- 1 Translation Infrastructure workflow and setup
Translation Infrastructure workflow and setup
The OpenStack Infrastructure team uses a series of scripts to interact with Zanata in order to manage translations changes. This document explains the infrastructure workflow and scripts used to accomplish this.
These scripts are run after each change of a project to push changes to Zanata. Every day at 6:00 UTC, the "OpenStack Proposal Bot" imports these changes with subject "Imported Translations from Zanata".
List of all projects where translations are setup: https://translate.openstack.org/project/list
Projects are setup from projects.yaml for repositories where the "translate" option is set.
All the files in the $PROJECT/locale are handled by these scripts. Only for an initial translation setup or in case of problems, a manual patch for these files is needed.
Zanata has a separate project for each OpenStack project.

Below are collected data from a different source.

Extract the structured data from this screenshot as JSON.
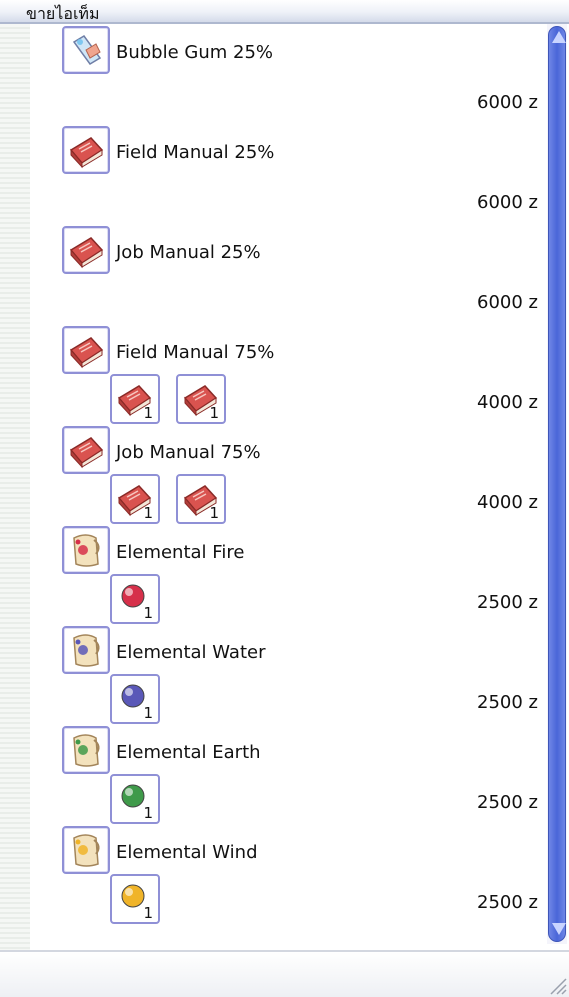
{
  "window": {
    "title": "ขายไอเท็ม"
  },
  "items": [
    {
      "name": "Bubble Gum 25%",
      "price": "6000 z",
      "icon": "bubble-gum-icon",
      "materials": []
    },
    {
      "name": "Field Manual 25%",
      "price": "6000 z",
      "icon": "manual-book-icon",
      "materials": []
    },
    {
      "name": "Job Manual 25%",
      "price": "6000 z",
      "icon": "manual-book-icon",
      "materials": []
    },
    {
      "name": "Field Manual 75%",
      "price": "4000 z",
      "icon": "manual-book-icon",
      "materials": [
        {
          "icon": "manual-book-icon",
          "count": "1"
        },
        {
          "icon": "manual-book-icon",
          "count": "1"
        }
      ]
    },
    {
      "name": "Job Manual 75%",
      "price": "4000 z",
      "icon": "manual-book-icon",
      "materials": [
        {
          "icon": "manual-book-icon",
          "count": "1"
        },
        {
          "icon": "manual-book-icon",
          "count": "1"
        }
      ]
    },
    {
      "name": "Elemental Fire",
      "price": "2500 z",
      "icon": "scroll-fire-icon",
      "materials": [
        {
          "icon": "fire-orb-icon",
          "count": "1"
        }
      ]
    },
    {
      "name": "Elemental Water",
      "price": "2500 z",
      "icon": "scroll-water-icon",
      "materials": [
        {
          "icon": "water-orb-icon",
          "count": "1"
        }
      ]
    },
    {
      "name": "Elemental Earth",
      "price": "2500 z",
      "icon": "scroll-earth-icon",
      "materials": [
        {
          "icon": "earth-orb-icon",
          "count": "1"
        }
      ]
    },
    {
      "name": "Elemental Wind",
      "price": "2500 z",
      "icon": "scroll-wind-icon",
      "materials": [
        {
          "icon": "wind-orb-icon",
          "count": "1"
        }
      ]
    }
  ],
  "colors": {
    "book": "#d9534f",
    "fire": "#d6304a",
    "water": "#5a58b8",
    "earth": "#3f9a4a",
    "wind": "#f0b429",
    "scrollbar": "#4a66d8"
  }
}
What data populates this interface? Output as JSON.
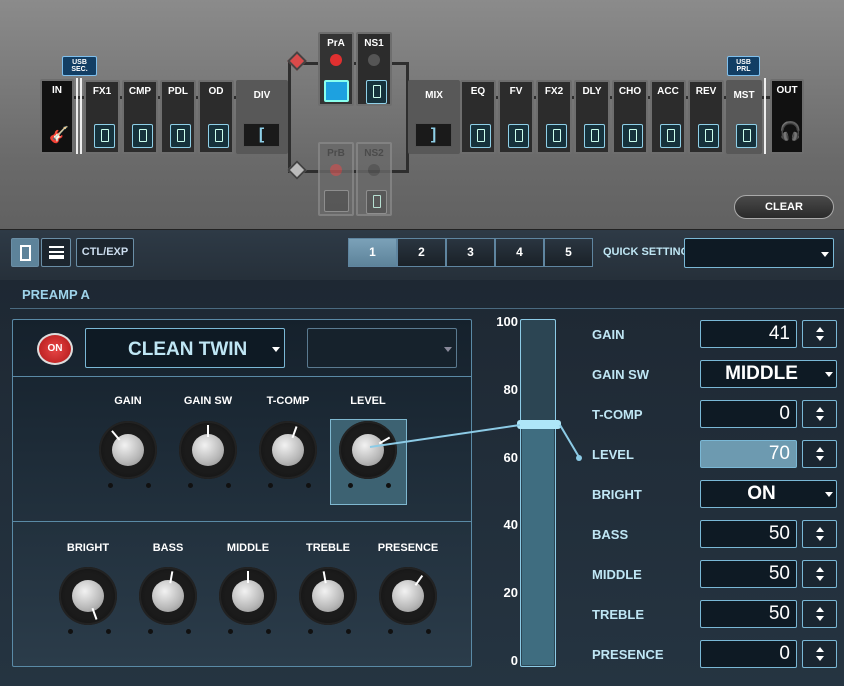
{
  "chain": {
    "in": "IN",
    "out": "OUT",
    "div": "DIV",
    "mix": "MIX",
    "usb_sec": [
      "USB",
      "SEC."
    ],
    "usb_prl": [
      "USB",
      "PRL"
    ],
    "pre_blocks": [
      "FX1",
      "CMP",
      "PDL",
      "OD"
    ],
    "post_blocks": [
      "EQ",
      "FV",
      "FX2",
      "DLY",
      "CHO",
      "ACC",
      "REV",
      "MST"
    ],
    "top_path": [
      "PrA",
      "NS1"
    ],
    "bottom_path": [
      "PrB",
      "NS2"
    ],
    "clear_label": "CLEAR"
  },
  "toolbar": {
    "ctl_exp": "CTL/EXP",
    "numbers": [
      "1",
      "2",
      "3",
      "4",
      "5"
    ],
    "selected_number": "1",
    "quick_setting": "QUICK SETTING",
    "quick_setting_value": ""
  },
  "section_title": "PREAMP A",
  "amp": {
    "on_label": "ON",
    "type": "CLEAN TWIN",
    "second_select": ""
  },
  "knobs_top": [
    "GAIN",
    "GAIN SW",
    "T-COMP",
    "LEVEL"
  ],
  "knobs_bottom": [
    "BRIGHT",
    "BASS",
    "MIDDLE",
    "TREBLE",
    "PRESENCE"
  ],
  "slider": {
    "ticks": [
      "100",
      "80",
      "60",
      "40",
      "20",
      "0"
    ],
    "value": 70,
    "max": 100
  },
  "params": [
    {
      "name": "GAIN",
      "value": "41",
      "kind": "num"
    },
    {
      "name": "GAIN SW",
      "value": "MIDDLE",
      "kind": "sel"
    },
    {
      "name": "T-COMP",
      "value": "0",
      "kind": "num"
    },
    {
      "name": "LEVEL",
      "value": "70",
      "kind": "num",
      "selected": true
    },
    {
      "name": "BRIGHT",
      "value": "ON",
      "kind": "sel"
    },
    {
      "name": "BASS",
      "value": "50",
      "kind": "num"
    },
    {
      "name": "MIDDLE",
      "value": "50",
      "kind": "num"
    },
    {
      "name": "TREBLE",
      "value": "50",
      "kind": "num"
    },
    {
      "name": "PRESENCE",
      "value": "0",
      "kind": "num"
    }
  ],
  "colors": {
    "accent": "#7fc8e6",
    "on_red": "#d62b2b",
    "selected": "#6d9ab0"
  }
}
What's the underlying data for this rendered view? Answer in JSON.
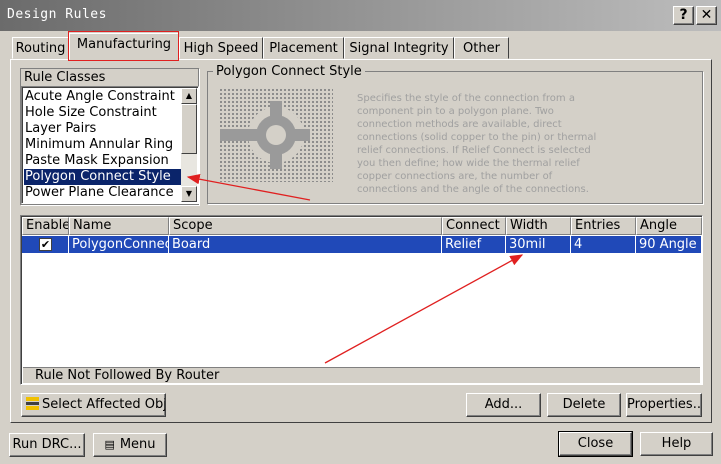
{
  "window": {
    "title": "Design Rules",
    "help_btn": "?",
    "close_btn": "✕"
  },
  "tabs": [
    {
      "label": "Routing"
    },
    {
      "label": "Manufacturing",
      "active": true
    },
    {
      "label": "High Speed"
    },
    {
      "label": "Placement"
    },
    {
      "label": "Signal Integrity"
    },
    {
      "label": "Other"
    }
  ],
  "rule_classes": {
    "heading": "Rule Classes",
    "items": [
      "Acute Angle Constraint",
      "Hole Size Constraint",
      "Layer Pairs",
      "Minimum Annular Ring",
      "Paste Mask Expansion",
      "Polygon Connect Style",
      "Power Plane Clearance"
    ],
    "selected": "Polygon Connect Style"
  },
  "detail": {
    "heading": "Polygon Connect Style",
    "description": "Specifies the style of the connection from a component pin to a polygon plane. Two connection methods are available, direct connections (solid copper to the pin) or thermal relief connections. If Relief Connect is selected you then define; how wide the thermal relief copper connections are, the number of connections and the angle of the connections."
  },
  "grid": {
    "columns": {
      "enable": "Enable",
      "name": "Name",
      "scope": "Scope",
      "connect": "Connect",
      "width": "Width",
      "entries": "Entries",
      "angle": "Angle"
    },
    "rows": [
      {
        "enabled": true,
        "name": "PolygonConnect",
        "scope": "Board",
        "connect": "Relief",
        "width": "30mil",
        "entries": "4",
        "angle": "90 Angle"
      }
    ],
    "footer": "Rule Not Followed By Router"
  },
  "buttons": {
    "select_affected": "Select Affected Objects",
    "add": "Add...",
    "delete": "Delete",
    "properties": "Properties...",
    "run_drc": "Run DRC...",
    "menu": "Menu",
    "close": "Close",
    "help": "Help"
  },
  "colors": {
    "annotation_red": "#e02020",
    "selection_blue": "#2049b8",
    "list_selection": "#0a246a"
  }
}
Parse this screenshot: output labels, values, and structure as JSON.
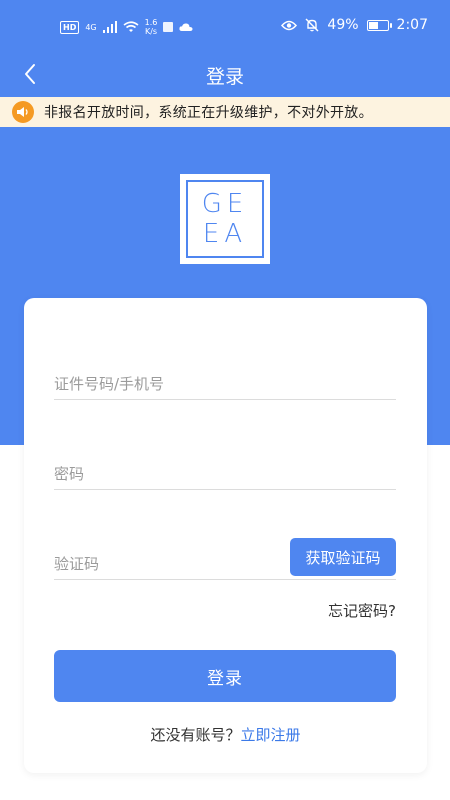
{
  "status_bar": {
    "hd": "HD",
    "network": "4G",
    "speed_value": "1.6",
    "speed_unit": "K/s",
    "battery": "49%",
    "time": "2:07"
  },
  "nav": {
    "title": "登录"
  },
  "notice": {
    "text": "非报名开放时间，系统正在升级维护，不对外开放。"
  },
  "logo": {
    "line1": "GE",
    "line2": "EA"
  },
  "form": {
    "id_placeholder": "证件号码/手机号",
    "password_placeholder": "密码",
    "code_placeholder": "验证码",
    "get_code_label": "获取验证码",
    "forgot_label": "忘记密码?",
    "login_label": "登录",
    "register_prompt": "还没有账号？",
    "register_link": "立即注册"
  },
  "colors": {
    "primary": "#4f86f0",
    "notice_bg": "#fdf3e0",
    "notice_icon": "#f59a23"
  }
}
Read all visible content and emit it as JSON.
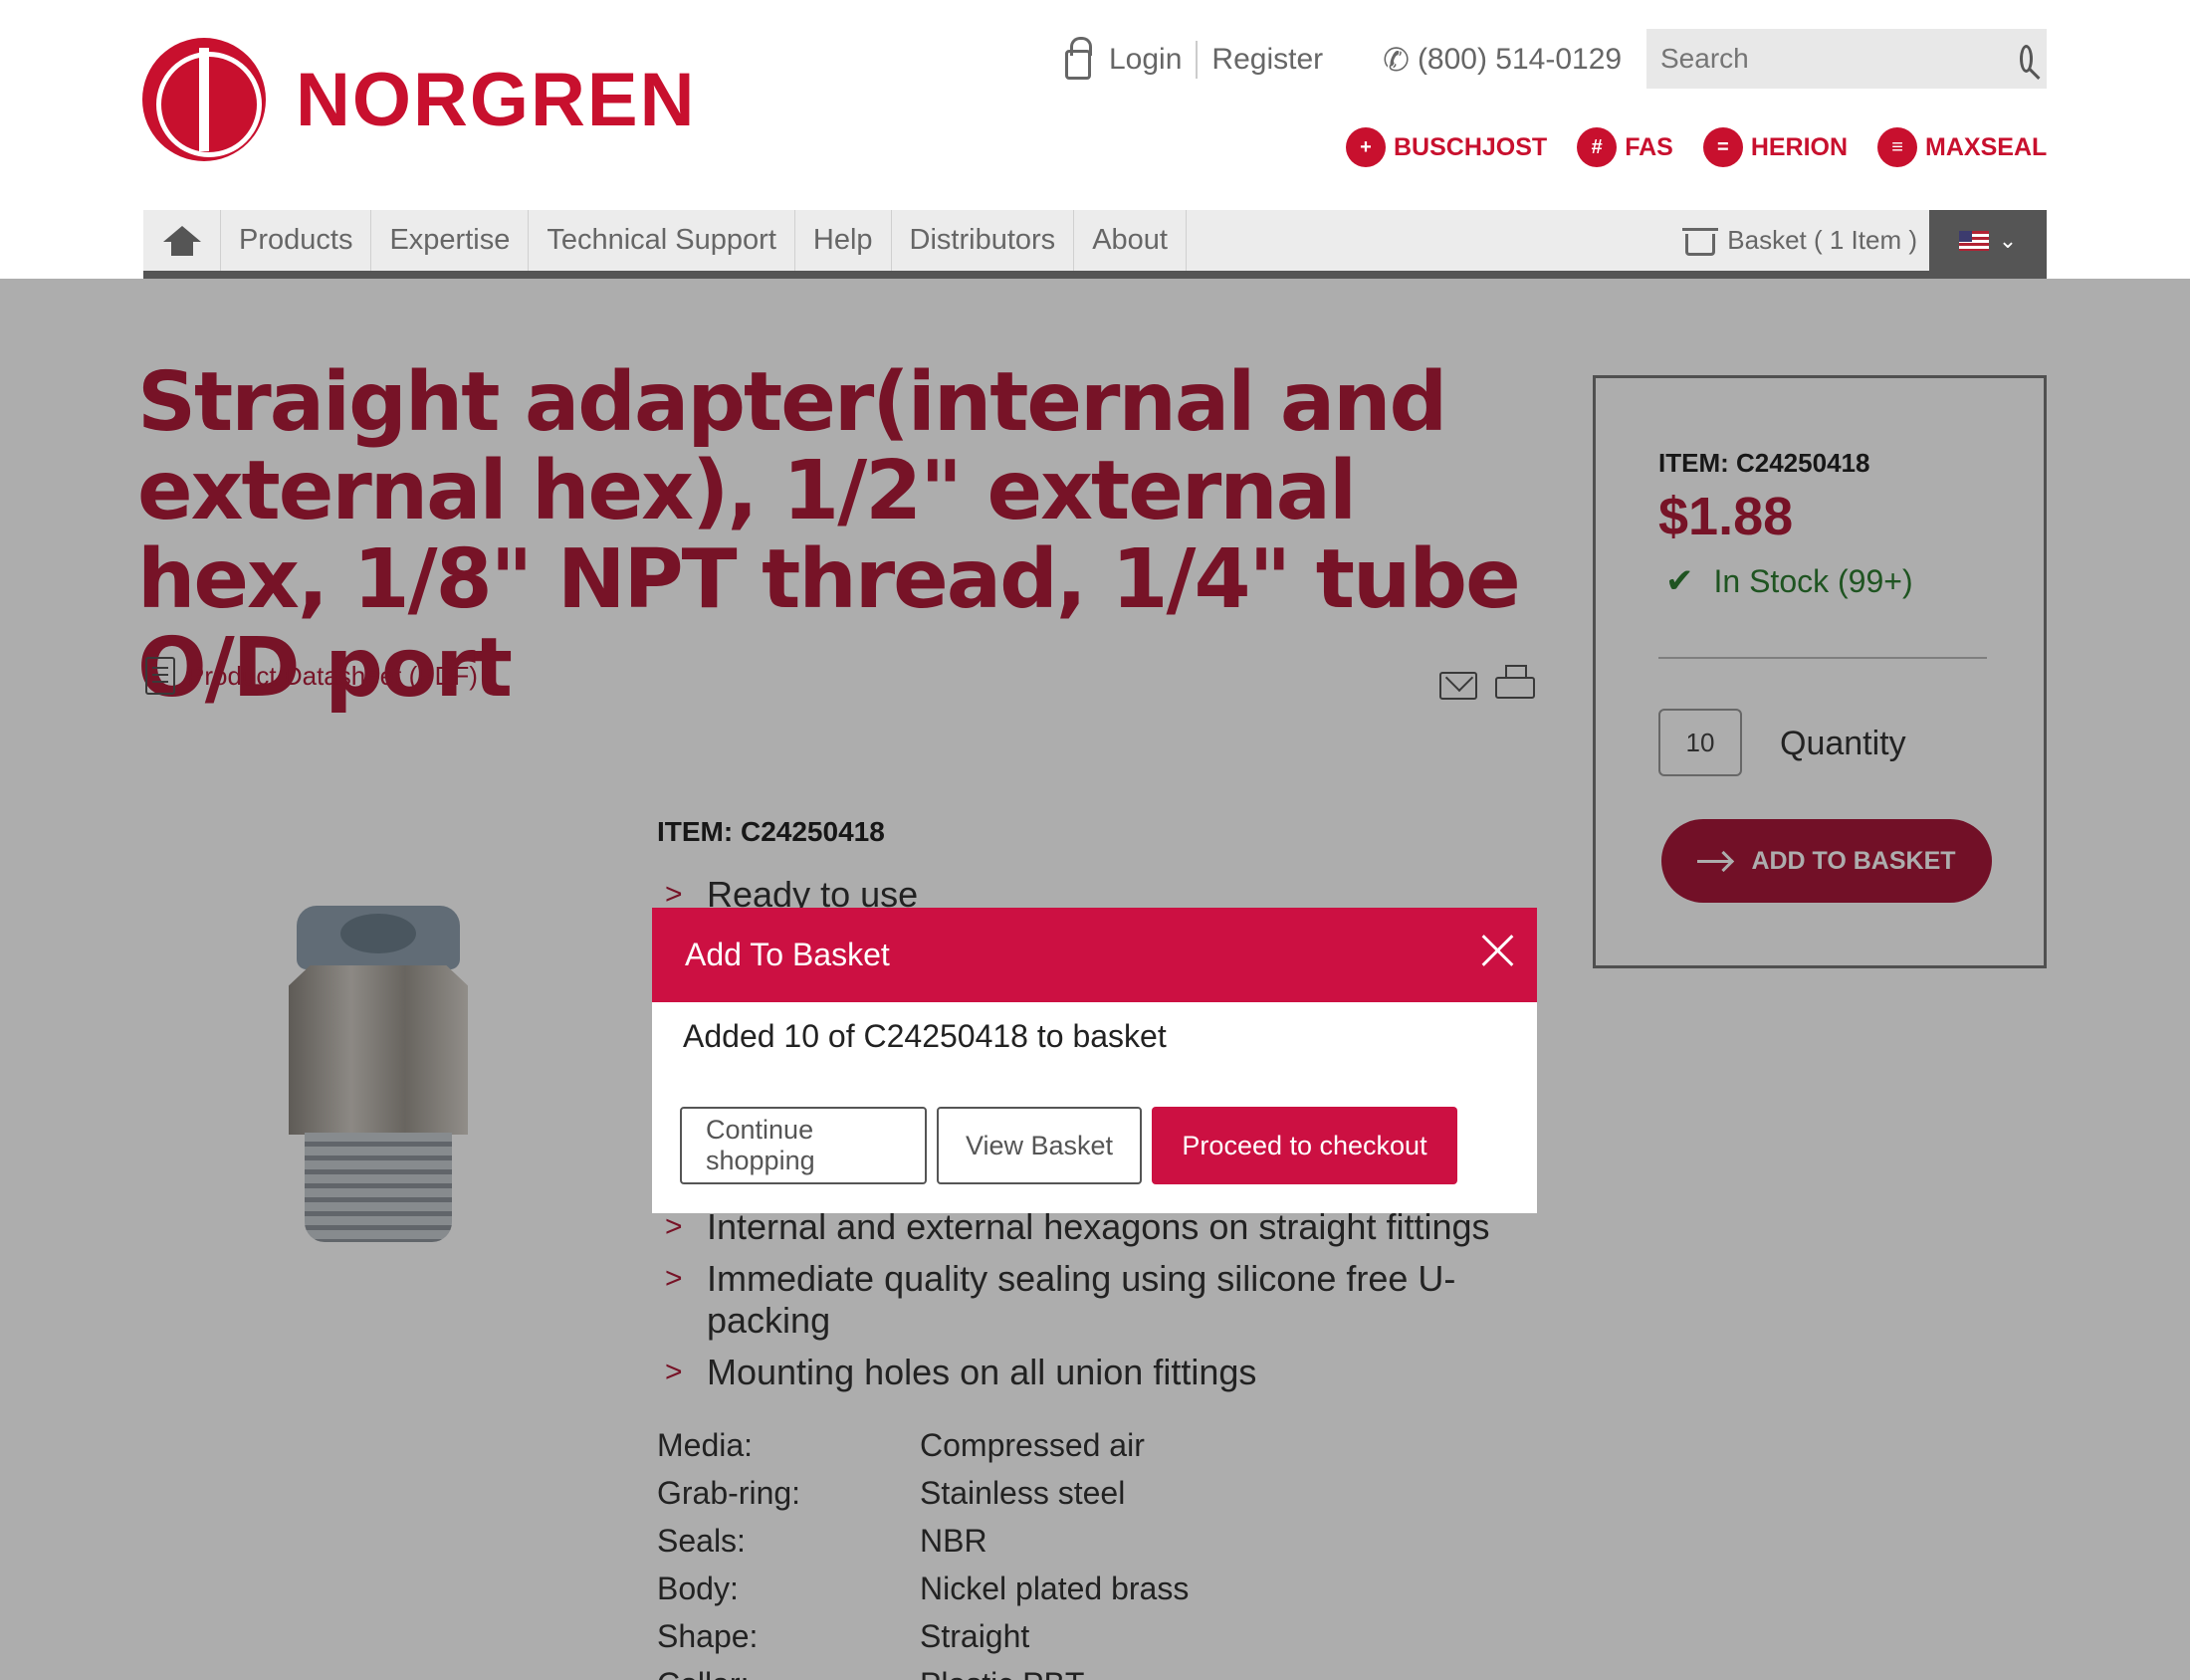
{
  "brand": {
    "name": "NORGREN"
  },
  "header": {
    "login": "Login",
    "register": "Register",
    "phone": "(800) 514-0129",
    "search_placeholder": "Search",
    "brands": [
      "BUSCHJOST",
      "FAS",
      "HERION",
      "MAXSEAL"
    ]
  },
  "nav": {
    "items": [
      "Products",
      "Expertise",
      "Technical Support",
      "Help",
      "Distributors",
      "About"
    ],
    "basket": "Basket ( 1 Item )"
  },
  "product": {
    "title": "Straight adapter(internal and external hex), 1/2\" external hex, 1/8\" NPT thread, 1/4\" tube O/D port",
    "datasheet": "Product Datasheet (PDF)",
    "item": "ITEM: C24250418",
    "bullets": [
      "Ready to use",
      "Internal and external hexagons on straight fittings",
      "Immediate quality sealing using silicone free U-packing",
      "Mounting holes on all union fittings"
    ],
    "props": [
      {
        "k": "Media:",
        "v": "Compressed air"
      },
      {
        "k": "Grab-ring:",
        "v": "Stainless steel"
      },
      {
        "k": "Seals:",
        "v": "NBR"
      },
      {
        "k": "Body:",
        "v": "Nickel plated brass"
      },
      {
        "k": "Shape:",
        "v": "Straight"
      },
      {
        "k": "Collar:",
        "v": "Plastic PBT"
      }
    ]
  },
  "sidebar": {
    "item": "ITEM: C24250418",
    "price": "$1.88",
    "stock": "In Stock (99+)",
    "quantity": "10",
    "quantity_label": "Quantity",
    "add_button": "ADD TO BASKET"
  },
  "modal": {
    "title": "Add To Basket",
    "message": "Added 10 of C24250418 to basket",
    "continue": "Continue shopping",
    "view": "View Basket",
    "checkout": "Proceed to checkout"
  },
  "colors": {
    "brand": "#c8102e",
    "accent": "#cc1042",
    "stock": "#2e7d32"
  }
}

For each python project in Zanata there are several resources, for example Barbican - like all Python projects - has these documents:
- barbican-log-critical-translations: Translations of LOG.critical messages
- barbican-log-error-translations: Translations of LOG.error messages
- barbican-log-info-translations: Translations of LOG.info messages
- barbican-log-warning-translations: Translations of LOG.warn messages
- barbican-translations: Translations of the "normal" messages
UI projects like horizon and documentation projects have different documents to translate.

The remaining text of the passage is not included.